A la médiathèque, nous avons beaucoup de tomes de cette collection Mon histoire, publiée chez Gallimard Jeunesse. Et jusqu'à présent, je n'en avais ouvert aucun.

Le principe: sous la forme d'un journal intime, nous découvrons grâce à une narratrice connue ou anonyme toute une époque.

Ici, forcément, nous sommes plongés dans le duché de Bretagne à un moment clé de son histoire. En effet, le duc, père de Anne, doit livrer une bataille sans mercis contre Charles VIII, le roi des Français, qui entend annexer son duché. Par le prisme d'Anne, nous en apprenons donc plus sur ce conflit, sur les jeux d'alliance, sur les mouvements de combats, sur ce sentiment de précarité qui étreignaient les habitants de ce duché...

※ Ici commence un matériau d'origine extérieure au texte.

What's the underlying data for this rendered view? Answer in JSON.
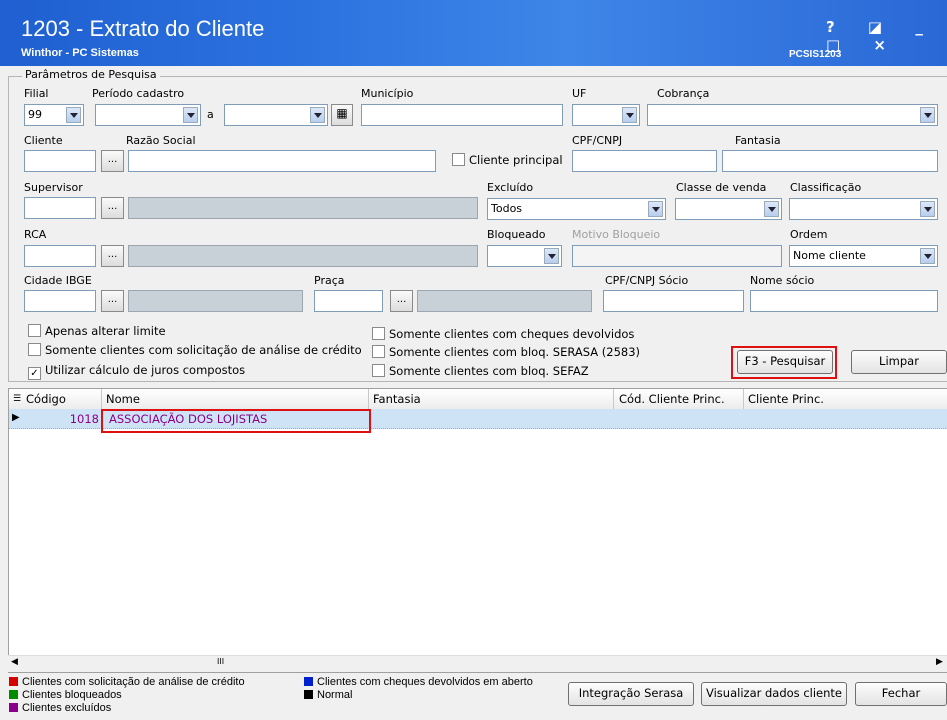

Mais cet aspect pédagogique ne prend jamais le pas sur le déroulé de l'intrigue. Chaque entrée distille des informations tout en nous livrant les sensations ou les actions d'Anne.

Avec ce procédé, on peut toujours se poser la question de la limite entre fiction et réalité. Sans doute qu' Anne n'a jamais ressenti tout ce qui est exprimé. Cependant, quand on pense au public visé, j'approuve ce parti pris. Il permet vraiment aux plus jeunes d'assimiler de façon ludique tout un pan de l'histoire.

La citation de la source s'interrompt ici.